I apologize for my extended absence. My work in private practice is often prohibitively time consuming. Part of my absence was also due to an week long trip to Guantanamo Bay, Cuba to meet with my clients. Unfortunately, until my notes are declassified by the government, I am unable to discuss those meetings, however, I can discuss Gitmo generally and discuss information from our clients that has been declassified from our last trip to Cuba.
It has become clear to me that the stories of abuse and torture of the GTMO detainees have recently fallen victim to (1) public torture fatigue, and (2) a feeling that it is okay to torture detainees in order to save innocent lives. Obviously, I think this is disturbing, BUT, I don't plan on using this post to fight these understandable feelings. Having said that, I DO want to note that these individuals have never been abused to find out information to save lives. Much of the unclassified factual returns released by the government indicates that the government has been primarily interested in finding out individual stories of the detainees. Exactly the type of information you would use to prosecute an individual for a crime (a crime that has already taken place). Unfortunately, those crimes are not taking place.

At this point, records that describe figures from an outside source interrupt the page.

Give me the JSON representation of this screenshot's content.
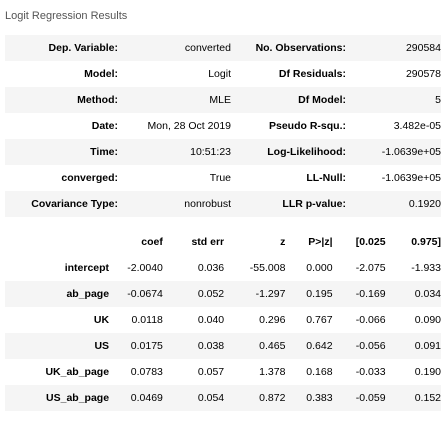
{
  "caption": "Logit Regression Results",
  "summary": [
    [
      "Dep. Variable:",
      "converted",
      "No. Observations:",
      "290584"
    ],
    [
      "Model:",
      "Logit",
      "Df Residuals:",
      "290578"
    ],
    [
      "Method:",
      "MLE",
      "Df Model:",
      "5"
    ],
    [
      "Date:",
      "Mon, 28 Oct 2019",
      "Pseudo R-squ.:",
      "3.482e-05"
    ],
    [
      "Time:",
      "10:51:23",
      "Log-Likelihood:",
      "-1.0639e+05"
    ],
    [
      "converged:",
      "True",
      "LL-Null:",
      "-1.0639e+05"
    ],
    [
      "Covariance Type:",
      "nonrobust",
      "LLR p-value:",
      "0.1920"
    ]
  ],
  "coef_header": [
    "",
    "coef",
    "std err",
    "z",
    "P>|z|",
    "[0.025",
    "0.975]"
  ],
  "coef_rows": [
    [
      "intercept",
      "-2.0040",
      "0.036",
      "-55.008",
      "0.000",
      "-2.075",
      "-1.933"
    ],
    [
      "ab_page",
      "-0.0674",
      "0.052",
      "-1.297",
      "0.195",
      "-0.169",
      "0.034"
    ],
    [
      "UK",
      "0.0118",
      "0.040",
      "0.296",
      "0.767",
      "-0.066",
      "0.090"
    ],
    [
      "US",
      "0.0175",
      "0.038",
      "0.465",
      "0.642",
      "-0.056",
      "0.091"
    ],
    [
      "UK_ab_page",
      "0.0783",
      "0.057",
      "1.378",
      "0.168",
      "-0.033",
      "0.190"
    ],
    [
      "US_ab_page",
      "0.0469",
      "0.054",
      "0.872",
      "0.383",
      "-0.059",
      "0.152"
    ]
  ]
}
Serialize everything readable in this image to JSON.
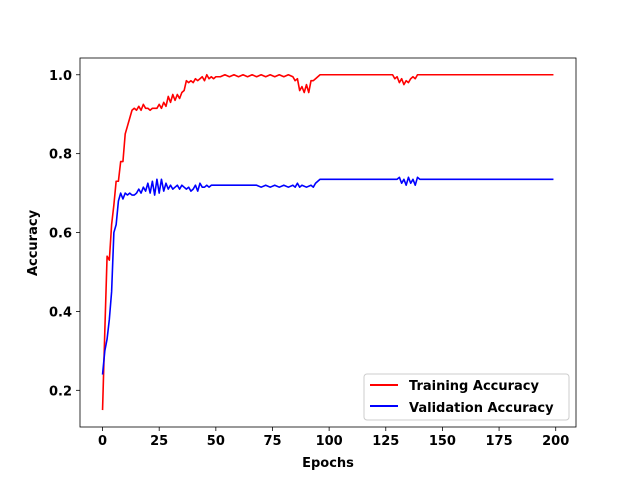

What I want to discuss is a different kind of abuse. One that may resonate more with average Americans. That abuse is the abuse of the attorney / client relationship. A recent NY Times article discusses several instances where detainees have been harshly interrogated after meeting with their attorneys, have been questioned about privileged conversations with their attorneys, and where the goverment has taken attorney-client mail has been taken by the government.
Interfering with the attorney-client relationship is the clearest way to undermine an adversarial system of justice. While I was in GTMO our military escort asked me why we defend individuals he clearly thought should be locked away forever. I told him that the U.S. has an adversarial system of justice and that as part of that system, those who believe in the rule of law believe that between two sides working fervently for their clients, the truth will rise and justice will be done. Not a perfect system by any means, but a system that has served us well. I told him that for every day I am working to free our detainee clients there is someone over at the government working feverishly to keep them detained. I don't feel any anger toward that government employee, because he is a part of a system from which I believe justice springs.
Anyway...interfering with an attorneys access to privileged communications with his client undermines this adversarial process. Undermining this process retards the balanced element from which the truth can arise. It is also symbolic of the larger struggle of these detainees to get a habeas hearing where the government is forced to explain their detention. The true tragedy of these detentions lies not only in physical incarceration, but in the unilateral justification which has not been probed by the justice system.